厉峥细细听罢,跟着眉心微蹙。也就是说,这夫妻二人现在只剩下彼此,没有其他家人。
那锦衣卫接着道:“还有些情况,说是自嘉靖四十一年年底,周乾失踪后,李玉娥自己养着两个孩子,日子
就有些过不下去。于是便去县城里一些乡绅家里,做些浆洗的短活儿,努力维持着家用。人眼可见地瘦了下去。周围邻居说,本来看着她支撑艰难,大家伙也会互相帮衬。但是半年前,李玉娥忽然发疯,两个孩子也不见了踪影,李玉娥也不让任何人进门。

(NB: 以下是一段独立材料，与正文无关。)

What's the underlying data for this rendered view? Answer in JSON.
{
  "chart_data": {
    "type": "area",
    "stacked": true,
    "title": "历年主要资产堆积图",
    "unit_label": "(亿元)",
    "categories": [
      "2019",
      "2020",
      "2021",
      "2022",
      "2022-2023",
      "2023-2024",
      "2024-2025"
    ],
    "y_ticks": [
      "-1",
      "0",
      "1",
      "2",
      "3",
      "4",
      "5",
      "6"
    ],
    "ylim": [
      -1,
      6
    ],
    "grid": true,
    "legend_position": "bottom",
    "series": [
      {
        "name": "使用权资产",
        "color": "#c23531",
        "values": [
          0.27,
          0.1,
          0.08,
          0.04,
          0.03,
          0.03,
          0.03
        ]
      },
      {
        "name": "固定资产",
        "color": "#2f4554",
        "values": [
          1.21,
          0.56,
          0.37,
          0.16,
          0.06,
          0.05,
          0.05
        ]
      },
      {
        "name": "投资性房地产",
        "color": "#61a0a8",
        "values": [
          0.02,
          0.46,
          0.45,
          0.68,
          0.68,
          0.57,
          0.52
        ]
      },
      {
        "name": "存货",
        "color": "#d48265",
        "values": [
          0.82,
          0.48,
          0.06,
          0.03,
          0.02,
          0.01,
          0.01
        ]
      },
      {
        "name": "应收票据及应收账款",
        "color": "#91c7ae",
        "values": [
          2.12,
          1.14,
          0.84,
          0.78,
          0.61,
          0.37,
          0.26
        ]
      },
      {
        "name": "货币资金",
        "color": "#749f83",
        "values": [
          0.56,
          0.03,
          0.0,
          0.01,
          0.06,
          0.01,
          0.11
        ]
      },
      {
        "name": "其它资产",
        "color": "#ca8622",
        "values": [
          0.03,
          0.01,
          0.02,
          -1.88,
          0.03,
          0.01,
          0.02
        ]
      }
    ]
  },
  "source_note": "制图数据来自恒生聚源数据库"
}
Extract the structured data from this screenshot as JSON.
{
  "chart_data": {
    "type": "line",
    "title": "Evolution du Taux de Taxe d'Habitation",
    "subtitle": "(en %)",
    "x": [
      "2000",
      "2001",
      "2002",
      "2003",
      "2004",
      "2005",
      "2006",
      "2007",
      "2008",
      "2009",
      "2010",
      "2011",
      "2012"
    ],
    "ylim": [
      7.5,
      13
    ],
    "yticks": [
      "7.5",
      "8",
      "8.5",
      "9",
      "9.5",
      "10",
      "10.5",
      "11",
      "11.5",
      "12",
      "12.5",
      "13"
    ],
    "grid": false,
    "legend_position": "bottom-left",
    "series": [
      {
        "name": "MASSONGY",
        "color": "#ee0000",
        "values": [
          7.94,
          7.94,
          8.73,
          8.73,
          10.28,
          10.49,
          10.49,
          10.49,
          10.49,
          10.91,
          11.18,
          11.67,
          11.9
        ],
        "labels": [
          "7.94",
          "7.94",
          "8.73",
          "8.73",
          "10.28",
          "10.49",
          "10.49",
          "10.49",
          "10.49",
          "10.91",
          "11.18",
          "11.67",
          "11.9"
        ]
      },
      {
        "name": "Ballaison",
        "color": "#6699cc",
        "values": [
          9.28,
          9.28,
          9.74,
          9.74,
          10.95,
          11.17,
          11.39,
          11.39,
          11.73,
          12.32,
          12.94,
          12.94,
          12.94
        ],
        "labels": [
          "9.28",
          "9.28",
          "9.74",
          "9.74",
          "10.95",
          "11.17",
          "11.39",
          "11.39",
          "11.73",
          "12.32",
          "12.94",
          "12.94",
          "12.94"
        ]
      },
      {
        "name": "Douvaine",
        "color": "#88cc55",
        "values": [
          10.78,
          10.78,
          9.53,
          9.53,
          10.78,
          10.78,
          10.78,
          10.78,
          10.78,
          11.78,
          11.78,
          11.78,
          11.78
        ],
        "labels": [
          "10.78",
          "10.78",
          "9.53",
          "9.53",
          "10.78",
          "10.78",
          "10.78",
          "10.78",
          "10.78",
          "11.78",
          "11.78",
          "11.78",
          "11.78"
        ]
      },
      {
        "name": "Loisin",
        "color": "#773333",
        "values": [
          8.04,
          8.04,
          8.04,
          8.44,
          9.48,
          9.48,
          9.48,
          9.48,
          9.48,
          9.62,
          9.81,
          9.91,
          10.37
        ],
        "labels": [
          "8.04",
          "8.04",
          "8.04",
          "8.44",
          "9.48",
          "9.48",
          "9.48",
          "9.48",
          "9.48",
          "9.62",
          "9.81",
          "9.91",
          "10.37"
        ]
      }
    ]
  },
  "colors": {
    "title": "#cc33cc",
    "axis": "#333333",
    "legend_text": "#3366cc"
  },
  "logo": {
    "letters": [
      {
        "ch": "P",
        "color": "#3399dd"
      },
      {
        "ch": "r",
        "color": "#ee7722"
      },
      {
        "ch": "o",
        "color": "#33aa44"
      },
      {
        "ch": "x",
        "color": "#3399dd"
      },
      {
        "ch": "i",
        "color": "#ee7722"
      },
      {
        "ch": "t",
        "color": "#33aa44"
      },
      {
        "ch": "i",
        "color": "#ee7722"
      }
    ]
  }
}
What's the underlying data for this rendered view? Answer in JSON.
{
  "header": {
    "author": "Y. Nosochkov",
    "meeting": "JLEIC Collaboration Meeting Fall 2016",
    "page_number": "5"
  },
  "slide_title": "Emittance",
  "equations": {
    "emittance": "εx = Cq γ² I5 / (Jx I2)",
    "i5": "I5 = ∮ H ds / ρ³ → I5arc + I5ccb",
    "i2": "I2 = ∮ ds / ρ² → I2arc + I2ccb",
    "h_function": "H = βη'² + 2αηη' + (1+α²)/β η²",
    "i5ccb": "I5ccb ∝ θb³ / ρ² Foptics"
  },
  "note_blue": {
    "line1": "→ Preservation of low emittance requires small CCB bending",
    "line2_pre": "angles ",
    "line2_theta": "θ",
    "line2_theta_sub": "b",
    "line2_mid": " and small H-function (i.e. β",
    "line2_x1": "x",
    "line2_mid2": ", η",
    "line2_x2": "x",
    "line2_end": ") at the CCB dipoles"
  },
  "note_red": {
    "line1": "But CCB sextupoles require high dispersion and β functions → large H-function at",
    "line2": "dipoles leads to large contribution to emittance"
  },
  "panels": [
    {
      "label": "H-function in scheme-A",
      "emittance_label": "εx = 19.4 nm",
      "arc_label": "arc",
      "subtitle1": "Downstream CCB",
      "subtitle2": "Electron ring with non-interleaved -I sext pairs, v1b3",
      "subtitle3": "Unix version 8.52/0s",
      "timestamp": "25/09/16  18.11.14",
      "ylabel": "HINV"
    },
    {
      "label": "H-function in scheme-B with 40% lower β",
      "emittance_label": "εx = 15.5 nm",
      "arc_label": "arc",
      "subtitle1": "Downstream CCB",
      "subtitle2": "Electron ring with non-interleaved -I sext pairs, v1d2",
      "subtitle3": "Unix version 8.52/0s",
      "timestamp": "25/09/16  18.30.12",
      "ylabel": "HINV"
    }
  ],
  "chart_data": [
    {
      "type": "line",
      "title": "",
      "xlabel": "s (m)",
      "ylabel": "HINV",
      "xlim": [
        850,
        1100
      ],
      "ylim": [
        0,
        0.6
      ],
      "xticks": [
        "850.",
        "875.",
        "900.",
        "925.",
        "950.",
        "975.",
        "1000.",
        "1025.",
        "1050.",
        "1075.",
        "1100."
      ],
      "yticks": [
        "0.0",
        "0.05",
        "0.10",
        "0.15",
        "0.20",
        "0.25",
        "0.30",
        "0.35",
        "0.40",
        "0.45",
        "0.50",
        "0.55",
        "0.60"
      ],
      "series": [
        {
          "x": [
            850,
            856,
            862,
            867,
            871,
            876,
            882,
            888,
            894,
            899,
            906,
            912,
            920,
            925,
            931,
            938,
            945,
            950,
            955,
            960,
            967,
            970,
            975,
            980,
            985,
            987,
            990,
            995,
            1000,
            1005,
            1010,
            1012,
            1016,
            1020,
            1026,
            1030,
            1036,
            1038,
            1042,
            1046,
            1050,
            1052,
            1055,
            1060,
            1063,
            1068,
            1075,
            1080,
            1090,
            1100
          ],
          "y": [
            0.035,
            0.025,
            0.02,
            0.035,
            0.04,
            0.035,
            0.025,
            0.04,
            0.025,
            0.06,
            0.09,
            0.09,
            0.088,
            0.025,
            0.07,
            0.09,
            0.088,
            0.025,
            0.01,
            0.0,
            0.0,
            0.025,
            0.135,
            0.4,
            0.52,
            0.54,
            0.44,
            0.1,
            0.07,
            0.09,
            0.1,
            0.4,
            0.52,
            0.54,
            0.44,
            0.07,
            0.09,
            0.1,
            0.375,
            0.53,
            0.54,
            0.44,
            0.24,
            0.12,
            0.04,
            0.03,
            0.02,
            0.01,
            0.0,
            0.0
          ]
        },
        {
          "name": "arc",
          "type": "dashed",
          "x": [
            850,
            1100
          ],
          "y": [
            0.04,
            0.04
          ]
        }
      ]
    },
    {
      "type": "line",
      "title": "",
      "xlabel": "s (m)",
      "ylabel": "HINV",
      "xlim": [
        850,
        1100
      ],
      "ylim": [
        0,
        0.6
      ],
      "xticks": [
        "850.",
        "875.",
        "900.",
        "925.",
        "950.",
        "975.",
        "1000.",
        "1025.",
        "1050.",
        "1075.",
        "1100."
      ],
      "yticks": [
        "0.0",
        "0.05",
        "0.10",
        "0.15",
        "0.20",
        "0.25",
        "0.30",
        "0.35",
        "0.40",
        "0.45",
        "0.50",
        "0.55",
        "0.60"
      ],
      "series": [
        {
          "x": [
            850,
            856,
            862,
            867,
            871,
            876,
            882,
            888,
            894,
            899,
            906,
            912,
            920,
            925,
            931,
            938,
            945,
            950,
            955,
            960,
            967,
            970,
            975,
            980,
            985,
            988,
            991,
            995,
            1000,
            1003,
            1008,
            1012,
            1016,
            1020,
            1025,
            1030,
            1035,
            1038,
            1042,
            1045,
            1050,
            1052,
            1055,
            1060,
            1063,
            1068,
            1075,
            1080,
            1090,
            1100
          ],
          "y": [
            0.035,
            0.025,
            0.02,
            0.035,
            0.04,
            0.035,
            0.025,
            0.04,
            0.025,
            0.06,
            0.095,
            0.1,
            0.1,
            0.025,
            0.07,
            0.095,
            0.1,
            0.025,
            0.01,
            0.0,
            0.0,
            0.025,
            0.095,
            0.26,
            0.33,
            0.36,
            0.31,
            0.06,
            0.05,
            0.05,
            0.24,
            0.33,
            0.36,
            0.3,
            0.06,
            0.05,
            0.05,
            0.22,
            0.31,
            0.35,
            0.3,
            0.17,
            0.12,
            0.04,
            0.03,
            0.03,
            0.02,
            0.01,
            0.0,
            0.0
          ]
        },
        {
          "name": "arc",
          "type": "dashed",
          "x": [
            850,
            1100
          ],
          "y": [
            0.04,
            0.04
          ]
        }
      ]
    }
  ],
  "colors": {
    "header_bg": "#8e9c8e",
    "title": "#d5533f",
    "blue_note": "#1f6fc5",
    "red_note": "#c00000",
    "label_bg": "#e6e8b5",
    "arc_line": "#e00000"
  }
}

每次出门找吃的,也会将院门锁上。但好在村里人还是会照看一二,没叫李玉娥出了事。”
椅子上的李玉娥约莫是折腾累了,逐渐安静下来,但眼睛一直盯着厉峥,充满警惕。
厉峥侧头看向那锦衣卫,接着问道:“两个孩子多大年纪,问过了吗?”
那锦衣卫行礼道:“问过了。长子九岁,次女六岁。”
厉峥点了点头,对那锦衣卫道:“把她嘴里的东西取了。”
那锦衣卫点头,上前将堵在李玉娥嘴里的棉布取了出来。
看锦衣卫走过来,李玉娥眼露惊恐,身子直往后缩。待那棉布取下后,看着锦衣卫后退,李玉娥眼中的惊恐才少了些许,只咬紧了唇。
厉峥看向李玉娥,想了想,开口道:“你莫怕,我们是朝廷中人。能帮你找到周乾。”
一听周乾二字,李玉娥当即眼眶泛红,厉峥盯着她,严密观察着她的反应。
只见李玉娥忽地哽咽起来,跟着哭声越来越大,哭喊道:“周乾!你为何要走?为何要走?”
厉峥跟着又问道:“你可知你夫君去了何处?”
但李玉娥似是没听见他的话,嘴里反反复复只有一句“你为何要走”的控诉。
厉峥又引导着问了几句,试图让她说出更多的东西来,可李玉娥反复只有这一句控诉,问不出什么新东西。